Claire Stevenson, Hanna Haas, Lea Naczenski & Baptiste Barbot
Towards a minimal theory of creativity: Theoretical predictions tested with data from a large-scale adaptive learning platform
The minimal theory of creativity (MTC) is a theory that tries to explain creativity in the most logical and parsimonious way possible. It states that only intelligence and domain expertise are substantially related to creativity. In my research project, I seek to assess the plausibility of the MTC. For that purpose, specific predictions have been derived from the MTC and will be tested empirically. The two predictions are a) that intelligence and domain expertise are able to adequately predict creativity levels and b) that a nested model of intelligence + domain expertise model which also includes motivation will not perform any better than the basic intelligence + domain expertise model. To test these hypotheses, structural equation models will be computed and assessed regarding their goodness of fit, as well as compared to each other. The models will be fitted to an extract of a large database that stems from an online adaptive learning system called “Oefenweb”. Testing whether the predictions hold will allow for conclusions about the MTC and hopefully give basic grounds for further endeavors related to the investigation of the MTC.
Niklas Frerichs & Claire Stevenson
Optimal foraging strategies in semantic search
The second perspective views the creative ideation process as a search process for possible solutions through long term memory – comparable to how people solve verbal fluency tasks (e.g. “List as many countries as possible within one minute.”). In recent papers, researchers found that the search through semantic memory appears to be similar to search in physical space, which involves a dynamic process of mediating between local exploitation and global exploration of clusters of information in much the same way that animals forage among patches of food in their environment. In this research project, this optimal foraging strategy will be applied to data of a divergent thinking task (Alternative Uses Task data) to see whether the search process in memory resembles the search process for animals for food.
Leonie Poelstra & Claire Stevenson
Scoring algorithms of creativity
These research projects focused on the development of automated scoring algorithms to assign ratings of creativity to answers on the Alternative Uses Task. The performance of these algorithms are compared to traditional scoring methods in terms of reliability and validity. The aim of this project is to develop a time-efficient and low-cost scoring method that can compete with existing methods. See Charlotte’s thesis for the results of the first version of such a scoring algorithm. And see Yina’s thesis for a newer version.

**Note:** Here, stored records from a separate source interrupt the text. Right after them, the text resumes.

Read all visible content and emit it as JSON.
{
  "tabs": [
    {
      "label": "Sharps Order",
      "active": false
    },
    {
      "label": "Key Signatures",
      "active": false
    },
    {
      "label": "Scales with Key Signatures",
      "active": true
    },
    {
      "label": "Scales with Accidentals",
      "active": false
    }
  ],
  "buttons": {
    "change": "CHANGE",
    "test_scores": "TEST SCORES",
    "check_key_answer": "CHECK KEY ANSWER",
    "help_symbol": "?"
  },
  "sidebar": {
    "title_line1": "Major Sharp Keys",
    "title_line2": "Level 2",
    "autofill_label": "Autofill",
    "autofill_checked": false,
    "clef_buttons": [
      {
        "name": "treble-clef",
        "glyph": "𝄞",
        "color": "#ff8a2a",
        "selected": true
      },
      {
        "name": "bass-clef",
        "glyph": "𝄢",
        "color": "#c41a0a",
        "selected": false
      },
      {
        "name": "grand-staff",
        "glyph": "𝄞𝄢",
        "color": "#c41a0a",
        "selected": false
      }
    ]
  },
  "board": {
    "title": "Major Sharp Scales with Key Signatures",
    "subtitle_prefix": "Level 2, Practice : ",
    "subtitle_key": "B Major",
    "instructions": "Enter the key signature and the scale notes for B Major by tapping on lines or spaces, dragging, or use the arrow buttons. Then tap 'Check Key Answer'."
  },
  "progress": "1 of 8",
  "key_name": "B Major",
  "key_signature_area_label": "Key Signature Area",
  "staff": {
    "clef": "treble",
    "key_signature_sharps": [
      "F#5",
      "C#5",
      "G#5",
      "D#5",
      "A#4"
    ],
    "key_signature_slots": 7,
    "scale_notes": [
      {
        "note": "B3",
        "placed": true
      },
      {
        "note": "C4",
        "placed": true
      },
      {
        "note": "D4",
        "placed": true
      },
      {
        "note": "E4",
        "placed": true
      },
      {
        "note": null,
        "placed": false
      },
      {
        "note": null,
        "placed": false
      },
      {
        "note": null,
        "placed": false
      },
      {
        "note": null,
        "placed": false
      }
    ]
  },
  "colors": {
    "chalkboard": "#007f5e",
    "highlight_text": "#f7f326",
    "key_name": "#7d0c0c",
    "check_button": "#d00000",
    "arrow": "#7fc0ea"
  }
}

Claire Stevenson, Raoul Grasman, Charlotte Tanis & Yina Tsai
The fourth research project focuses on the structure of the semantic memory as an explanation of individual differences in creative potential. We use network models to mimic these semantic memory structures, making it easier to relate the results to existing theories about creativity and memory. In this project responses to the Alternative Uses Task will be used to create a novel task that will be used to construct individual networks. See this thesis for a more thorough theoretic background and the first results.